The step (103) builds traditional Chinese medicine dictionary for word segmentation using three-row dictionary creation method, and traditional Chinese medicine dictionary for word segmentation is divided into Three arrange, and are respectively：1st is classified as Chinese medicine major word；2nd is classified as parts of speech classification letter；3rd is classified as part of speech classification mark.
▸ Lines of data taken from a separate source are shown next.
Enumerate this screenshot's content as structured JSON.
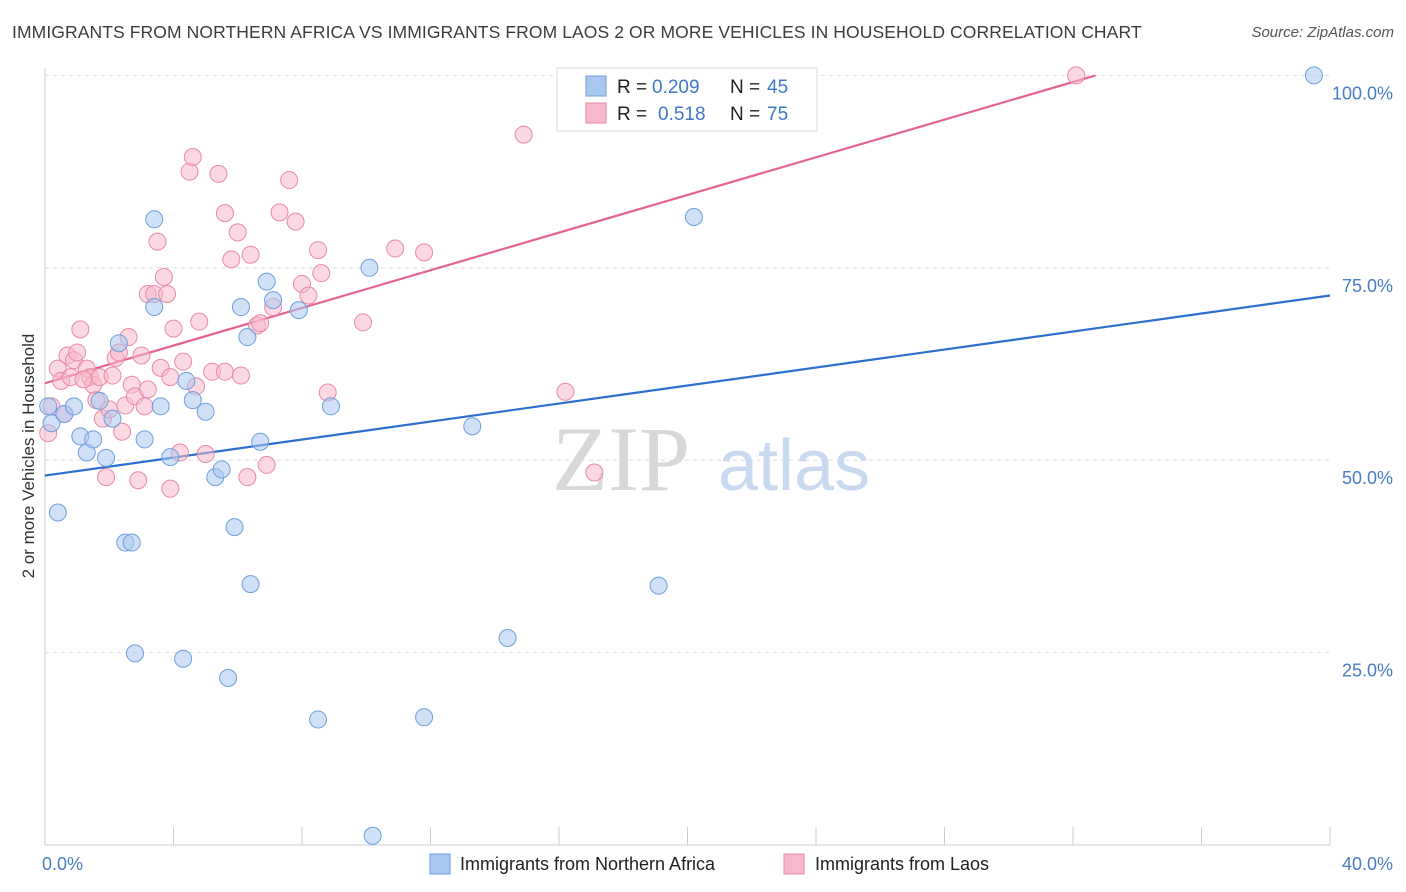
{
  "title": "IMMIGRANTS FROM NORTHERN AFRICA VS IMMIGRANTS FROM LAOS 2 OR MORE VEHICLES IN HOUSEHOLD CORRELATION CHART",
  "source": "Source: ZipAtlas.com",
  "watermark": {
    "zip": "ZIP",
    "atlas": "atlas"
  },
  "legend": {
    "rows": [
      {
        "r_label": "R =",
        "r_value": "0.209",
        "n_label": "N =",
        "n_value": "45"
      },
      {
        "r_label": "R =",
        "r_value": "0.518",
        "n_label": "N =",
        "n_value": "75"
      }
    ]
  },
  "colors": {
    "blue_fill": "#a9c8f0",
    "blue_stroke": "#6f9fde",
    "blue_line": "#2b6fcf",
    "pink_fill": "#f7b8cb",
    "pink_stroke": "#e98aa8",
    "pink_line": "#e4648e",
    "grid": "#dddddd",
    "axis_text": "#4a7cc4"
  },
  "chart_data": {
    "type": "scatter",
    "title": "IMMIGRANTS FROM NORTHERN AFRICA VS IMMIGRANTS FROM LAOS 2 OR MORE VEHICLES IN HOUSEHOLD CORRELATION CHART",
    "xlabel": "",
    "ylabel": "2 or more Vehicles in Household",
    "xlim": [
      0,
      40
    ],
    "ylim": [
      0,
      102
    ],
    "x_tick_labels": [
      "0.0%",
      "40.0%"
    ],
    "y_ticks": [
      25,
      50,
      75,
      100
    ],
    "y_tick_labels": [
      "25.0%",
      "50.0%",
      "75.0%",
      "100.0%"
    ],
    "grid": true,
    "legend_position": "top-center",
    "series": [
      {
        "name": "Immigrants from Northern Africa",
        "color": "blue",
        "r": 0.209,
        "n": 45,
        "trend": {
          "x": [
            0,
            40
          ],
          "y": [
            48,
            71.4
          ]
        },
        "points": [
          [
            0.2,
            54.8
          ],
          [
            0.4,
            43.2
          ],
          [
            0.6,
            56.0
          ],
          [
            0.9,
            57.0
          ],
          [
            1.1,
            53.1
          ],
          [
            1.3,
            51.0
          ],
          [
            1.5,
            52.7
          ],
          [
            1.7,
            57.7
          ],
          [
            1.9,
            50.3
          ],
          [
            2.1,
            55.4
          ],
          [
            2.3,
            65.2
          ],
          [
            2.5,
            39.3
          ],
          [
            2.7,
            39.3
          ],
          [
            2.8,
            24.9
          ],
          [
            3.1,
            52.7
          ],
          [
            3.4,
            69.9
          ],
          [
            3.4,
            81.3
          ],
          [
            3.6,
            57.0
          ],
          [
            3.9,
            50.4
          ],
          [
            4.3,
            24.2
          ],
          [
            4.4,
            60.3
          ],
          [
            4.6,
            57.8
          ],
          [
            5.0,
            56.3
          ],
          [
            5.3,
            47.8
          ],
          [
            5.5,
            48.8
          ],
          [
            5.7,
            21.7
          ],
          [
            5.9,
            41.3
          ],
          [
            6.1,
            69.9
          ],
          [
            6.3,
            66.0
          ],
          [
            6.4,
            33.9
          ],
          [
            6.7,
            52.4
          ],
          [
            6.9,
            73.2
          ],
          [
            7.1,
            70.8
          ],
          [
            7.9,
            69.5
          ],
          [
            8.5,
            16.3
          ],
          [
            8.9,
            57.0
          ],
          [
            10.1,
            75.0
          ],
          [
            10.2,
            1.2
          ],
          [
            11.8,
            16.6
          ],
          [
            13.3,
            54.4
          ],
          [
            14.4,
            26.9
          ],
          [
            19.1,
            33.7
          ],
          [
            20.2,
            81.6
          ],
          [
            39.5,
            100.0
          ],
          [
            0.1,
            57.0
          ]
        ]
      },
      {
        "name": "Immigrants from Laos",
        "color": "pink",
        "r": 0.518,
        "n": 75,
        "trend": {
          "x": [
            0,
            32.7
          ],
          "y": [
            60,
            100
          ]
        },
        "points": [
          [
            0.1,
            53.5
          ],
          [
            0.2,
            57.0
          ],
          [
            0.4,
            61.9
          ],
          [
            0.5,
            60.3
          ],
          [
            0.6,
            56.0
          ],
          [
            0.7,
            63.6
          ],
          [
            0.8,
            60.8
          ],
          [
            0.9,
            63.0
          ],
          [
            1.0,
            64.0
          ],
          [
            1.1,
            67.0
          ],
          [
            1.3,
            61.9
          ],
          [
            1.4,
            60.8
          ],
          [
            1.5,
            59.8
          ],
          [
            1.6,
            57.8
          ],
          [
            1.7,
            60.8
          ],
          [
            1.8,
            55.4
          ],
          [
            1.9,
            47.8
          ],
          [
            2.0,
            56.6
          ],
          [
            2.2,
            63.3
          ],
          [
            2.3,
            64.0
          ],
          [
            2.4,
            53.7
          ],
          [
            2.5,
            57.1
          ],
          [
            2.6,
            66.0
          ],
          [
            2.7,
            59.8
          ],
          [
            2.8,
            58.3
          ],
          [
            2.9,
            47.4
          ],
          [
            3.0,
            63.6
          ],
          [
            3.1,
            57.0
          ],
          [
            3.2,
            59.2
          ],
          [
            3.2,
            71.6
          ],
          [
            3.4,
            71.6
          ],
          [
            3.5,
            78.4
          ],
          [
            3.6,
            62.0
          ],
          [
            3.7,
            73.8
          ],
          [
            3.8,
            71.6
          ],
          [
            3.9,
            46.3
          ],
          [
            4.0,
            67.1
          ],
          [
            4.2,
            51.0
          ],
          [
            4.3,
            62.8
          ],
          [
            4.5,
            87.5
          ],
          [
            4.6,
            89.4
          ],
          [
            4.7,
            59.6
          ],
          [
            4.8,
            68.0
          ],
          [
            5.0,
            50.8
          ],
          [
            5.2,
            61.5
          ],
          [
            5.4,
            87.2
          ],
          [
            5.6,
            82.1
          ],
          [
            5.6,
            61.5
          ],
          [
            5.8,
            76.1
          ],
          [
            6.0,
            79.6
          ],
          [
            6.1,
            61.0
          ],
          [
            6.3,
            47.8
          ],
          [
            6.4,
            76.7
          ],
          [
            6.6,
            67.5
          ],
          [
            6.9,
            49.4
          ],
          [
            7.1,
            69.9
          ],
          [
            7.3,
            82.2
          ],
          [
            7.6,
            86.4
          ],
          [
            7.8,
            81.0
          ],
          [
            8.0,
            72.9
          ],
          [
            8.2,
            71.4
          ],
          [
            8.5,
            77.3
          ],
          [
            8.6,
            74.3
          ],
          [
            8.8,
            58.8
          ],
          [
            9.9,
            67.9
          ],
          [
            10.9,
            77.5
          ],
          [
            11.8,
            77.0
          ],
          [
            14.9,
            92.3
          ],
          [
            16.2,
            58.9
          ],
          [
            17.1,
            48.4
          ],
          [
            32.1,
            100.0
          ],
          [
            1.2,
            60.5
          ],
          [
            2.1,
            61.0
          ],
          [
            6.7,
            67.8
          ],
          [
            3.9,
            60.8
          ]
        ]
      }
    ]
  },
  "bottom_legend": [
    {
      "label": "Immigrants from Northern Africa",
      "color": "blue"
    },
    {
      "label": "Immigrants from Laos",
      "color": "pink"
    }
  ]
}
7. ancient TCM books document participle as described in claim 1 and part of speech indexing method, characterized in that the step (2) Step is：

Step (202)：Using the existing word training condition random field CRF models in traditional Chinese medicine dictionary for word segmentation, use condition is random Field CRF models find neologisms, and neologisms are included in traditional Chinese medicine dictionary for word segmentation；

Step (204)：The keyword extracted in text to be segmented is carried out single string pattern with even numbers group Tire trees to match, using double Array Tire trees segment the keyword of current extraction, obtain word segmentation result；

Step (205)：Training Hidden Markov Model：To each have word in dictionary for word segmentation as observation state sequence, each The part of speech of word carries out Hidden Markov Model training as hidden state sequence, obtains trained Hidden Markov Model；

Step (206)：Part-of-speech tagging is carried out using trained Hidden Markov Model：The participle that will be obtained in step (204) As a result the word sequence in is produced as observation state sequence inputting to trained Hidden Markov Model by viterbi algorithms The hidden state sequence of raw current observation state sequence, to obtain corresponding hidden state, hidden state is to wait for participle text This part of speech, to complete part-of-speech tagging.
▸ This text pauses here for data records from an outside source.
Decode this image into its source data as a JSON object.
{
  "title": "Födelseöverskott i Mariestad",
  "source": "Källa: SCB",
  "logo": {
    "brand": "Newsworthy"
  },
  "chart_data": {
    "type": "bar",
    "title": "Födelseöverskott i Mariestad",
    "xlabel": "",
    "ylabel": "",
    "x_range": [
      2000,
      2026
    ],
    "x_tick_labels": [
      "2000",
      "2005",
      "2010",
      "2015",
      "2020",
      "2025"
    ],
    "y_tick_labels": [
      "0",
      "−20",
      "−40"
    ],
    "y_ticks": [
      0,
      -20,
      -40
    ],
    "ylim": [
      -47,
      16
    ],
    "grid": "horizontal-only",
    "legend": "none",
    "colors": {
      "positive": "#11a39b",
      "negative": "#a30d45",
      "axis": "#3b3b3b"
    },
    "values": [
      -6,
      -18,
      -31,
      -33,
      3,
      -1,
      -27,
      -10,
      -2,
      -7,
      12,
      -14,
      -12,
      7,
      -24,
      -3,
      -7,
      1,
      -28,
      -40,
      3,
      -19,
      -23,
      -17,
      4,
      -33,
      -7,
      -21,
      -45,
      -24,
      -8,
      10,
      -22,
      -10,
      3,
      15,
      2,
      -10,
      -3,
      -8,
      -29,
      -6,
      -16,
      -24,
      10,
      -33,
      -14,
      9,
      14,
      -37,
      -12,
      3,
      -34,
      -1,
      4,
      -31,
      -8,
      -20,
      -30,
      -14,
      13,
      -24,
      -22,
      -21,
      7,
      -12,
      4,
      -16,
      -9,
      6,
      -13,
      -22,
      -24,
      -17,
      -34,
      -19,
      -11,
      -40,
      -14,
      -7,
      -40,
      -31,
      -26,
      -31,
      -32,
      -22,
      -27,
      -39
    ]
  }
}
8. ancient TCM books document participle as described in claim 1 and part of speech indexing method, characterized in that

Step (3) judges whether text to be segmented all segments successfully, and criterion is：

9. ancient TCM books document segments and part of speech indexing system, characterized in that including：It memory, processor and is stored in The computer instruction run on memory and on a processor when the computer instruction is run by processor, is completed right and is wanted Seek any steps of 1-8.

10. a kind of computer readable storage medium, characterized in that operation has computer instruction, the computer instruction quilt thereon When processor is run, any steps of claim 1-8 are completed.